After a police raid, Terry Southern’s banned book Candy simply reappeared as Lollipop
Olympia flourished for a dozen or more years from 1951. Its best known list, the Traveller’s Companion Series, specialised in supplying titles such as The Wisdom of the Lash and Bottoms Up to British tourists, American GIs and any other ‘traveller’ in search of cheap Left Bank company in the form of an erotic tale. The convenient narrative holds that Girodias issued the dirty books (DBs, as they were known to the British and American men and women who produced them) in order to subsidise the ‘literature’ – which is how Barry Reay and Nina Attwood refer to his more serious material in Dirty Books, their study of porno production before and after the second world war. But the opposite is surely the case. The extravagant trash that spurted from the pens of some otherwise talented writers owes its continued existence to the link with Olympia’s catalogue of once untouchable modern classics.
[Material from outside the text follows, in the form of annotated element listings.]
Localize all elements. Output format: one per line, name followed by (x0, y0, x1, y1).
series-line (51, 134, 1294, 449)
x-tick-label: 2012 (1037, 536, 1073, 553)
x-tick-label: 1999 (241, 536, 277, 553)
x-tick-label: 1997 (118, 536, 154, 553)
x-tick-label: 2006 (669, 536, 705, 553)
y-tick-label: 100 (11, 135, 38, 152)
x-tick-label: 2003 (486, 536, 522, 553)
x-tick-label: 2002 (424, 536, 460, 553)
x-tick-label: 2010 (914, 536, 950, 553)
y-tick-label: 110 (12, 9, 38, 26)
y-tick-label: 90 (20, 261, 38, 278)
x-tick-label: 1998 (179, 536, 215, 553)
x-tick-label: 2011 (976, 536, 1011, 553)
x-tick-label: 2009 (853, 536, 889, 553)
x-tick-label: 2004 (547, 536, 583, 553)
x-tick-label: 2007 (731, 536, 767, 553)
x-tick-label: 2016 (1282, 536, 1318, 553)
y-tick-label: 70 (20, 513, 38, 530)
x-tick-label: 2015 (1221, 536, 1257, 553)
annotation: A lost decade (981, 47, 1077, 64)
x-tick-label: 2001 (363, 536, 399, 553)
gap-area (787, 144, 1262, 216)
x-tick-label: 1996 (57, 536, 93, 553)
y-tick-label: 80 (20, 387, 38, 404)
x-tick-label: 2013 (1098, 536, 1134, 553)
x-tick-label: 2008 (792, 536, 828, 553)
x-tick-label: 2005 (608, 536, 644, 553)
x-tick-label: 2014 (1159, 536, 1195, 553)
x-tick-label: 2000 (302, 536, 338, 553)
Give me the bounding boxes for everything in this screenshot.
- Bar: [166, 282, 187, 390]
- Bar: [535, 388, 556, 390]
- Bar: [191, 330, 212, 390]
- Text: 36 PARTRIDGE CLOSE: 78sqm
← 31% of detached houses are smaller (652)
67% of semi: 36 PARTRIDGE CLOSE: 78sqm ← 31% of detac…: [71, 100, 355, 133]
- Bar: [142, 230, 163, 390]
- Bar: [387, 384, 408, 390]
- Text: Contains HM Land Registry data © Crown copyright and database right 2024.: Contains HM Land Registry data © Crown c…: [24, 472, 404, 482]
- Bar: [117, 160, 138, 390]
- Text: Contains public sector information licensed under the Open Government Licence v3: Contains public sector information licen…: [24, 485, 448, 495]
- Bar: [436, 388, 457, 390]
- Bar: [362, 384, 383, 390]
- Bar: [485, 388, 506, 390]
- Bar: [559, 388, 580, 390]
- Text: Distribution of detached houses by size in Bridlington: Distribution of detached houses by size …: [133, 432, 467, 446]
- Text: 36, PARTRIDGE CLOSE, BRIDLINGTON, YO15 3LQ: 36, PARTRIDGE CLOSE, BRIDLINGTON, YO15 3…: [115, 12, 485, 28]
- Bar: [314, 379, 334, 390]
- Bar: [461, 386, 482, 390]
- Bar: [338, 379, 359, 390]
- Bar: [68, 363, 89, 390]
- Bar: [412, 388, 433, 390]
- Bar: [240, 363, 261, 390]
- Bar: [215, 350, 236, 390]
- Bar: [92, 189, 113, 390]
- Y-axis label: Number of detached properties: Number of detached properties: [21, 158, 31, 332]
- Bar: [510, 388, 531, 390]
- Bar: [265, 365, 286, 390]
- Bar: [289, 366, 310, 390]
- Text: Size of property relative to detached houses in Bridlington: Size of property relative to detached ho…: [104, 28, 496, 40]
Olympia’s dirty books included Lust by Count Palmiro Vicarion, the sole effort by the English poet Christopher Logue, later to represent parts of Homer’s Iliad in startlingly modern form. Logue’s friend and fellow expatriate Alexander Trocchi was among Olympia’s most prolific authors, coming up with Thongs by Carmencita de las Lunas, a murky tale of whipping and branding in, of all places, the Gorbals of Glasgow, and the more sensitive Helen and Desire,under his customary pseudonym Frances Lengel.